Illustration by nelli v. agbulos

Towards Just Care

Towards Just Care is a SSHRC-funded community-engaged research project focused on finding socially justice alternatives to residential long-term care. The project is led by Mary Jean Hande at Trent University and Megan Linton with the Disability Justice Network of Ontario. We are supported by researchers and staff in Ontario, Manitoba, and British Columbia, and guided by an Advisory Council representing immigrant care workers and low-income older and disabled people accessing ongoing care supports. Our primary focus is mapping the current home-based medical care and support services available in Ontario and analyze these systems from the perspective of disability and migrant justice.

Justice for Im/Migrant Home Care Workers in Manitoba

I led this community-engaged project partners with migrant justice group Migrante Manitoba to identify key policy issues impacting Manitoba-based im/migrant home care workers and documents their experiences providing essential, direct care to older people during the COVID-19 pandemic. The project is funded by a grant from the Social Sciences and Humanities Research Council ($64, 840).

Seniors Adding Life To Years (SALTY)

From 2018 – 2022, my postdoctoral work was, based at Mount Saint Vincent University, where I worked on this CIHR funded national multi-disciplinary, multi-sectoral research team. We examine how Canada’s highly medicalized long term care system can improve quality of life for residents in late life.

Implementation of Policies that Support and Hinder Families as Partners in Care During COVID-19 Pandemic

This one-year (2020-2021) “Implementation Science Team” grant funded by Health Excellence Canada ($149,984) uses an equity lens to assess multilevel implementation contexts of family visitation policies in six publicly-funded long term care settings in the Atlantic Region. As co-investigator, I co-led a qualitative interview team interviewing family members, implementation staff and management at each of the facilities.

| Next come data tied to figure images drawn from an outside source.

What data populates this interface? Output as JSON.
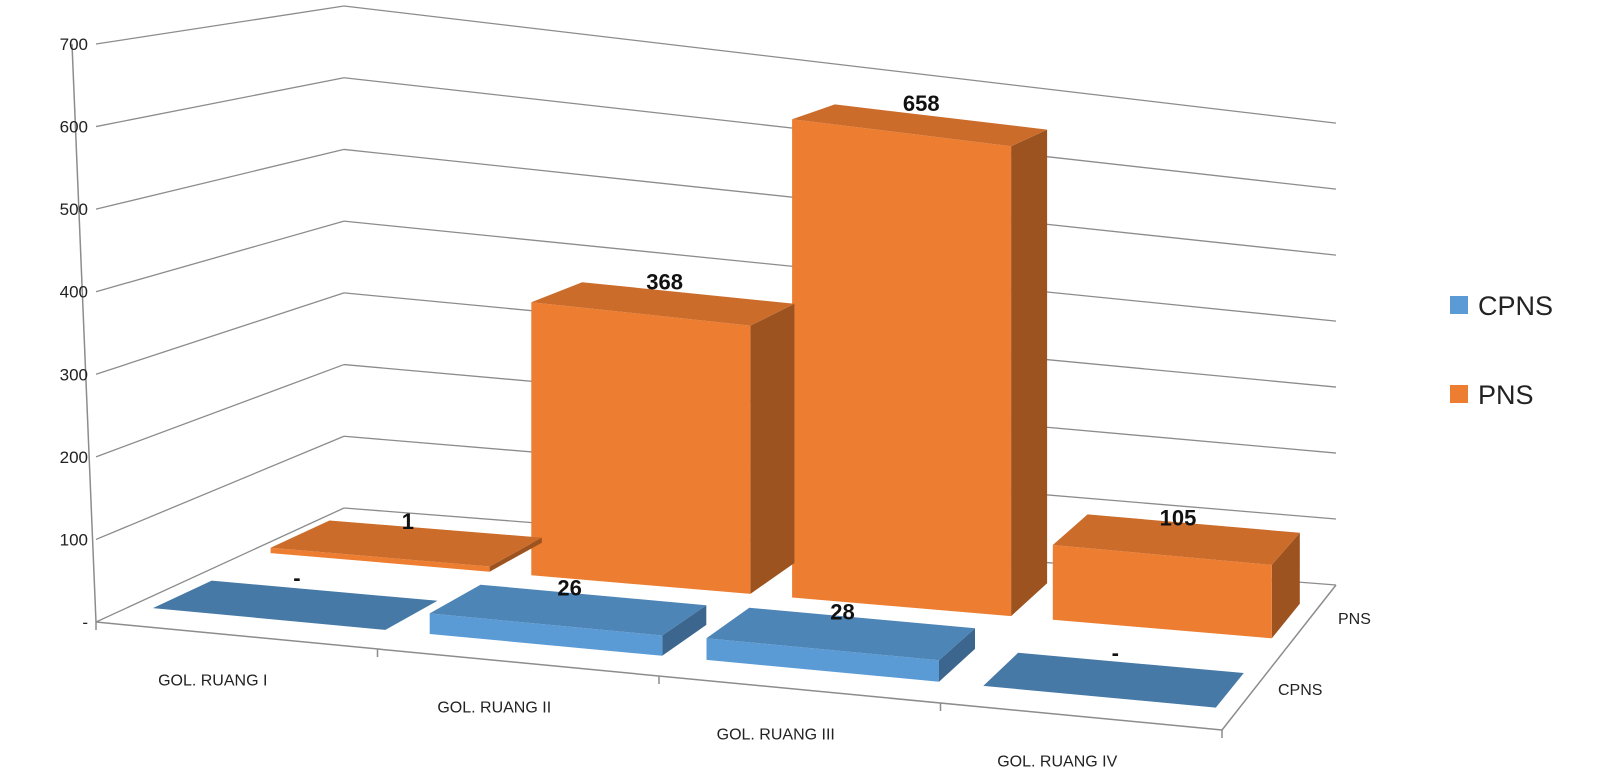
{
  "chart_data": {
    "type": "bar",
    "variant": "3d-column",
    "categories": [
      "GOL. RUANG I",
      "GOL. RUANG II",
      "GOL. RUANG III",
      "GOL. RUANG IV"
    ],
    "series": [
      {
        "name": "CPNS",
        "values": [
          0,
          26,
          28,
          0
        ],
        "labels": [
          "-",
          "26",
          "28",
          "-"
        ],
        "color": "#5b9bd5"
      },
      {
        "name": "PNS",
        "values": [
          1,
          368,
          658,
          105
        ],
        "labels": [
          "1",
          "368",
          "658",
          "105"
        ],
        "color": "#ed7d31"
      }
    ],
    "y_ticks": [
      "-",
      "100",
      "200",
      "300",
      "400",
      "500",
      "600",
      "700"
    ],
    "ylim": [
      0,
      700
    ],
    "series_axis_labels": [
      "PNS",
      "CPNS"
    ],
    "legend": {
      "position": "right",
      "entries": [
        "CPNS",
        "PNS"
      ]
    },
    "grid": true,
    "title": "",
    "xlabel": "",
    "ylabel": ""
  }
}
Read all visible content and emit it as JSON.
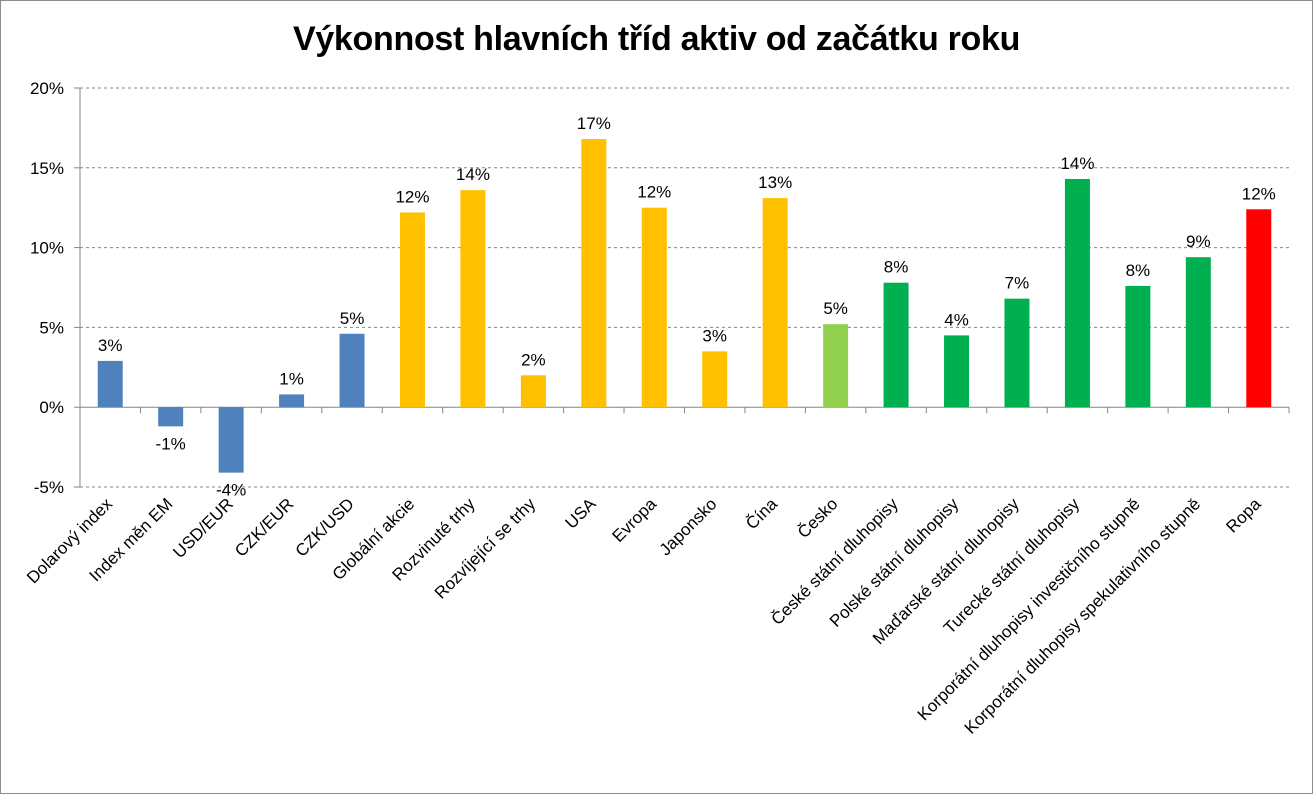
{
  "chart_data": {
    "type": "bar",
    "title": "Výkonnost hlavních tříd aktiv od začátku roku",
    "xlabel": "",
    "ylabel": "",
    "ylim": [
      -5,
      20
    ],
    "yticks": [
      -5,
      0,
      5,
      10,
      15,
      20
    ],
    "ytick_labels": [
      "-5%",
      "0%",
      "5%",
      "10%",
      "15%",
      "20%"
    ],
    "grid": "horizontal-dashed",
    "legend": "none",
    "categories": [
      "Dolarový index",
      "Index měn EM",
      "USD/EUR",
      "CZK/EUR",
      "CZK/USD",
      "Globální akcie",
      "Rozvinuté trhy",
      "Rozvíjející se trhy",
      "USA",
      "Evropa",
      "Japonsko",
      "Čína",
      "Česko",
      "České státní dluhopisy",
      "Polské státní dluhopisy",
      "Maďarské státní dluhopisy",
      "Turecké státní dluhopisy",
      "Korporátní dluhopisy investičního stupně",
      "Korporátní dluhopisy spekulativního stupně",
      "Ropa"
    ],
    "values": [
      2.9,
      -1.2,
      -4.1,
      0.8,
      4.6,
      12.2,
      13.6,
      2.0,
      16.8,
      12.5,
      3.5,
      13.1,
      5.2,
      7.8,
      4.5,
      6.8,
      14.3,
      7.6,
      9.4,
      12.4
    ],
    "data_labels": [
      "3%",
      "-1%",
      "-4%",
      "1%",
      "5%",
      "12%",
      "14%",
      "2%",
      "17%",
      "12%",
      "3%",
      "13%",
      "5%",
      "8%",
      "4%",
      "7%",
      "14%",
      "8%",
      "9%",
      "12%"
    ],
    "bar_colors": [
      "#4f81bd",
      "#4f81bd",
      "#4f81bd",
      "#4f81bd",
      "#4f81bd",
      "#ffc000",
      "#ffc000",
      "#ffc000",
      "#ffc000",
      "#ffc000",
      "#ffc000",
      "#ffc000",
      "#92d050",
      "#00b050",
      "#00b050",
      "#00b050",
      "#00b050",
      "#00b050",
      "#00b050",
      "#ff0000"
    ]
  }
}
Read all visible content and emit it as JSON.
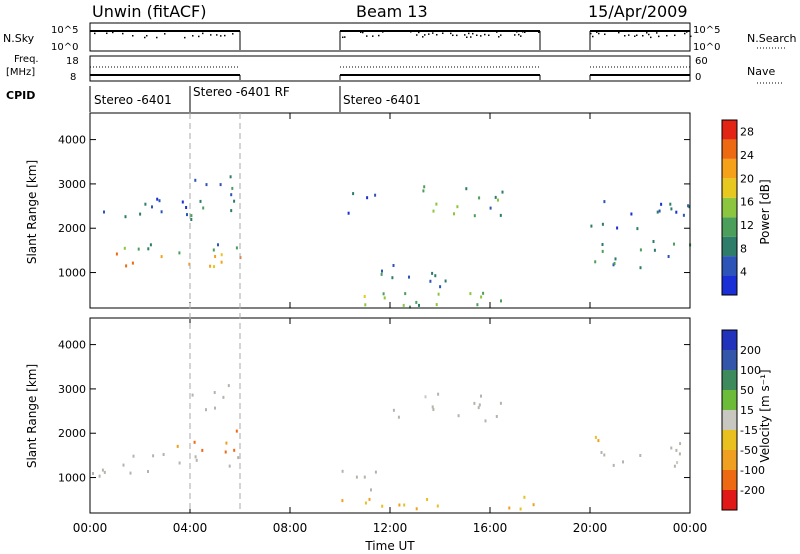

Community-based Dementia Care Under COVID-19

I am currently a co-investigator on a one-year COVID-19 Rapid Research Response project ($54,908), which uses an intersectional integrated knowledge translation approach to addressing the pressing need for information that can be used to assess the impact and health equity implications of COVID-19 on community supports for vulnerable older adults living with multiple chronic conditions, including dementia, and their family/friend caregivers in Nova Scotia.

Financialization Exposed: Mobilizing Communities in Austere Times

As part of an editorial collective, we have developed this volume to explore ‘financialization’ as an historical process that characterizes late capitalism. Each contributor examines finance through everyday struggles around: urban gentrification, settler colonialism, food insecurity, erosion of public health care, debt crises, militarization of police, mass migrations, environmental crises, surveillance capitalism, and urban planning organized through plantation logic.

Direct Funded Home Care for Older People in Canada

I was a Co-Investigator on this CIHR-funded project, based out of University of Manitoba. This project examines how directly funded homecare service programs transform the experiences, working conditions, policy landscape, and theoretical implications of community care, and how they attend to inequalities related to disability, gender, racialization and immigration.

Closing the Employment Standards Gap: Improving Employment Standards Protections for People in Precarious Jobs

I was a Co-Investigator on this collaborative research initiative of seven Ontario universities and 16 cross-sectoral partner organizations. Funded by the SSHRC, the five-year project seeks to inform effective employment standards enforcement in Ontario.